Wednesday 10 March 2010

March 10th, 2010 : 21.30hrs.

Dinner tonight? Minestrone soup, and apple and banana. The joys of being home alone. Eat what I want, when I want, how I want.

What am I wearing? Black leggings and tight bright yellow lycra vest.

Make-up? None.

Foot wear? Bright orange nail polish.

My feelings? Exhausted, slightly anxious.

My thoughts? Tired, bored of my life, fed-up.

Plans for the evening? Bath, and bed; reading Lolita – amazing writing. Dazzling book.

What have I done today? Answered the damn phone at work – constantly. Stressed about Blue and I. Stressed about my future. Been aware of my recent doubts about everything; life, writing, stability, relationships - both with my friends and with Blue. Daddy’s good though. He’s happy. Thank God.

I've been fantasising about? Living an easy life. Being a successful writer. Earning a good income. Living in the countryside just outside Bath in a stone house surrounded by modern interiors and a healthy portion of antiques. Having a creative partner who is interesting and interested who adores me and I him. He is financially settled and is far more advanced in emotional balance than I am. I wish this could be Blue. He is the first half of the former statement – but the second part is not there yet.

My plans for the next few days? Work, sleep and then on Friday, I intend to go to Yorkshire for the weekend.

What’s happening with Boy Blue? He is looking to move out as soon as possible. We’re a bit miserable. I'm finding things hard to cope with. My guess is that it will be in approximately a week. This I find upsetting. Not necessarily because we’re no longer going to be living in the same place –although I wish that our relationship was different and we could. But the reason I find this so upsetting is because yet again there is a lack of stability in our union, therefore, my life. This is draining.

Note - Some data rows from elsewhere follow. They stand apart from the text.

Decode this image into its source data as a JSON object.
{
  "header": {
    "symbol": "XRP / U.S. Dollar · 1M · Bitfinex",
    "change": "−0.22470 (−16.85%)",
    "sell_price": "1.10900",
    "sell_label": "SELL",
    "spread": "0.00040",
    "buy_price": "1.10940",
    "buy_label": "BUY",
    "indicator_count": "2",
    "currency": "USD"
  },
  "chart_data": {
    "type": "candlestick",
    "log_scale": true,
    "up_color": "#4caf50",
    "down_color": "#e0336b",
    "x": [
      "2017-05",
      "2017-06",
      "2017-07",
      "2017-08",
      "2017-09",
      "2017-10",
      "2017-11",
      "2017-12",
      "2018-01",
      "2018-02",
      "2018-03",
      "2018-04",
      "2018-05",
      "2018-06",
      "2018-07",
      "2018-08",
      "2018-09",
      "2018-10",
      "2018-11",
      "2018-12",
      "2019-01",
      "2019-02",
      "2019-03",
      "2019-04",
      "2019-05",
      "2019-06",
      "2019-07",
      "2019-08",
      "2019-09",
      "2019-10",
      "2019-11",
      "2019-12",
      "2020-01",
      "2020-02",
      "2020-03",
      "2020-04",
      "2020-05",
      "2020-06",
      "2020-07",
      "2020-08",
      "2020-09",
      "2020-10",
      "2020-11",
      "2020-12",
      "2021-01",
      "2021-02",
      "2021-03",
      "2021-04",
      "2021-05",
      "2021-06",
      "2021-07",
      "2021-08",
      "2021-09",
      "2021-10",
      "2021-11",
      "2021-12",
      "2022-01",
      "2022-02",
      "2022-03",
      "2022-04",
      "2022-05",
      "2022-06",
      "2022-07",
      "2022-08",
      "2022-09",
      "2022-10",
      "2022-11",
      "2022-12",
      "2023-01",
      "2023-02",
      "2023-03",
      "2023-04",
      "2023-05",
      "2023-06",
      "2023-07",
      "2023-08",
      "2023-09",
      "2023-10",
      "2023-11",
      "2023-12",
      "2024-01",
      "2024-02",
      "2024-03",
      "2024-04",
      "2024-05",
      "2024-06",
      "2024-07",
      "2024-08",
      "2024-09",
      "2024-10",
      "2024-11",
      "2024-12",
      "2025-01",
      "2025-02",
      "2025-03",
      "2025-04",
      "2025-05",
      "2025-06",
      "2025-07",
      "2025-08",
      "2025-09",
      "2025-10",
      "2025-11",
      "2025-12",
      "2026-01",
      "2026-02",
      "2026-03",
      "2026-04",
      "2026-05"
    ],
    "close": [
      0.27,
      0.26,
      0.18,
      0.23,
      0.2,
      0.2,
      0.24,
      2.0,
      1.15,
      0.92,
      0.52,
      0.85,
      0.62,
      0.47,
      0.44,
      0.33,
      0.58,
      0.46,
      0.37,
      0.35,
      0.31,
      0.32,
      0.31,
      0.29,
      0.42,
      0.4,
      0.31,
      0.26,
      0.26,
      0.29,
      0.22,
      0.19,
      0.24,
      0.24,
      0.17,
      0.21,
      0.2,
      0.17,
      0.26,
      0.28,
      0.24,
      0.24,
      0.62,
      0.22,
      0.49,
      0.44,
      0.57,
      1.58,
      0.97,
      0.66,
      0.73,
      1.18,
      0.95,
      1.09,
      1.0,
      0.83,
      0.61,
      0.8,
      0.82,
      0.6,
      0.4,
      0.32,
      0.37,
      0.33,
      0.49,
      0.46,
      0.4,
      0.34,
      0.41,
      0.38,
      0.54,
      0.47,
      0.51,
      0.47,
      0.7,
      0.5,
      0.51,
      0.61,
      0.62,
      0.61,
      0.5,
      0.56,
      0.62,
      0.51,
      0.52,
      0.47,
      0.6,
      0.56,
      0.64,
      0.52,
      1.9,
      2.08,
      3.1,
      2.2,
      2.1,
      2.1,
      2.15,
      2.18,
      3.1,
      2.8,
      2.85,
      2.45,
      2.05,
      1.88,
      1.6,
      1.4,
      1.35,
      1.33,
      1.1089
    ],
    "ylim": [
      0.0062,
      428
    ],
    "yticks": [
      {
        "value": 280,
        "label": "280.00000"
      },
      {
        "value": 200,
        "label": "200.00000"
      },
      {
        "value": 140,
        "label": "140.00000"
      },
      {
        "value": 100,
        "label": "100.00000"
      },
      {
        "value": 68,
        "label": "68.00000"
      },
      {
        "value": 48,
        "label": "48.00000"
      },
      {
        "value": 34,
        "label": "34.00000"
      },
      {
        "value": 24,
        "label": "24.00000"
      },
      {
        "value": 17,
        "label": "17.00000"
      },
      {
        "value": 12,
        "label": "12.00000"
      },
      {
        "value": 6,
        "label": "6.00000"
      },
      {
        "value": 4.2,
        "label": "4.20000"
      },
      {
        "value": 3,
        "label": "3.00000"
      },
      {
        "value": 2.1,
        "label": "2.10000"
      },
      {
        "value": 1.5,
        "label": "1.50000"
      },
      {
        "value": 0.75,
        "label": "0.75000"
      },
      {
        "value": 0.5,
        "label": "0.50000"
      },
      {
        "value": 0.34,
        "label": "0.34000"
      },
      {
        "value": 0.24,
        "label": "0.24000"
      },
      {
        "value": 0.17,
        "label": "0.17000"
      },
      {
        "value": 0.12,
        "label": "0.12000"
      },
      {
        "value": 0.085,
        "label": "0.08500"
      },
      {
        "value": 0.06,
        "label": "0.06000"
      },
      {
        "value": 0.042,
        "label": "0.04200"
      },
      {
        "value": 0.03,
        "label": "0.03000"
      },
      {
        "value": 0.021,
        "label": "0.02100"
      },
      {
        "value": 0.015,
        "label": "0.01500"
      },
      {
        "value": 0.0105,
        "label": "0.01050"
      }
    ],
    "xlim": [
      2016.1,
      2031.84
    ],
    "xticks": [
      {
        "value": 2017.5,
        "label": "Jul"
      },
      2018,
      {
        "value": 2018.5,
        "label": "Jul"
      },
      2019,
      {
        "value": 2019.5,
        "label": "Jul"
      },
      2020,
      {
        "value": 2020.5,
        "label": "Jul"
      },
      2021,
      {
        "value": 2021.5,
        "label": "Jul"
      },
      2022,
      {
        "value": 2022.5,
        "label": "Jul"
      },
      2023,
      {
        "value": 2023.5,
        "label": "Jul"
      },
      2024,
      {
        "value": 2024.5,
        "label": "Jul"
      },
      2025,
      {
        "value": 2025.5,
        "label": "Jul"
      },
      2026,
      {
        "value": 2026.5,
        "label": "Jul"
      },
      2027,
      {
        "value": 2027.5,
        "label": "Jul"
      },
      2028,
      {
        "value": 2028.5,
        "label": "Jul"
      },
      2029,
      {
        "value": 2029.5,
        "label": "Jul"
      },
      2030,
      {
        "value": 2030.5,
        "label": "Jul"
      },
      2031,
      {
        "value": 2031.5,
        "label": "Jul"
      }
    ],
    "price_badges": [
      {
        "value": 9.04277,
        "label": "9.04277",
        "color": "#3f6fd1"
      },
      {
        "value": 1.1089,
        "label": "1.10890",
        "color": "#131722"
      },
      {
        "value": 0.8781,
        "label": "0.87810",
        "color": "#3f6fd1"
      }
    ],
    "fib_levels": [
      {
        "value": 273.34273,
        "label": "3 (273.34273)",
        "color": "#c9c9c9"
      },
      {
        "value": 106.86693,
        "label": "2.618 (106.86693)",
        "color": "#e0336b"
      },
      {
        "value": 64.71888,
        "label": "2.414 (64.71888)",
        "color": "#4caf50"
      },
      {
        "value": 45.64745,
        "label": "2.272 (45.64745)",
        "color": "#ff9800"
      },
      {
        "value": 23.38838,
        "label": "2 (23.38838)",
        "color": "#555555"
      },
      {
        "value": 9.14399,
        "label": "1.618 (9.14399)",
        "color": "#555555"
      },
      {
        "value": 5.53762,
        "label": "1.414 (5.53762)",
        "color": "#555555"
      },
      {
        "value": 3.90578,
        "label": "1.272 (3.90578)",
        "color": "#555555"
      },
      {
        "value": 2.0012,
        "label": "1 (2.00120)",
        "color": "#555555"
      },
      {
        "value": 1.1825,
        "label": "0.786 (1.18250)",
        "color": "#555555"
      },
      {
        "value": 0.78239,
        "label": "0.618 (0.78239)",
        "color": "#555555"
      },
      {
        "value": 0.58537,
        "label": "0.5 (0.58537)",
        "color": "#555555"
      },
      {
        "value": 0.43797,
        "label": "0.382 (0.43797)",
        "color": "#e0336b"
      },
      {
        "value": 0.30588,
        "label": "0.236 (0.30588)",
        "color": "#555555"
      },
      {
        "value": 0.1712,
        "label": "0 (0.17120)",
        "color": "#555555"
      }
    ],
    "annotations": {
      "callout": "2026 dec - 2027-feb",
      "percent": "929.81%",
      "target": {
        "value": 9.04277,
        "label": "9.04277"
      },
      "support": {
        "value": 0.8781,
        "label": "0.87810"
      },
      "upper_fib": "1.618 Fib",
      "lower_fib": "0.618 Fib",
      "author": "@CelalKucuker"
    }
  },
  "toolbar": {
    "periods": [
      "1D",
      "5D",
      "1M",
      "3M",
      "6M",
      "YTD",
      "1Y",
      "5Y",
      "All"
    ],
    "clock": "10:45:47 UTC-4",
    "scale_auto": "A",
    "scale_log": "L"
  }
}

I lived with constant change for years before I ever met Blue and then things settled as I began to change, but now I’m in this relationship the whole ‘Things will be OK when such-and-such happens ’ routine, is back.

What am I going to do about this? Fuck knows. Do nothing, that’s what I’m going to do – nothing.

And why will I do nothing, you ask ..? Because I don't know what to do.

"When in doubt - don't." Alan Lane WCS c1996.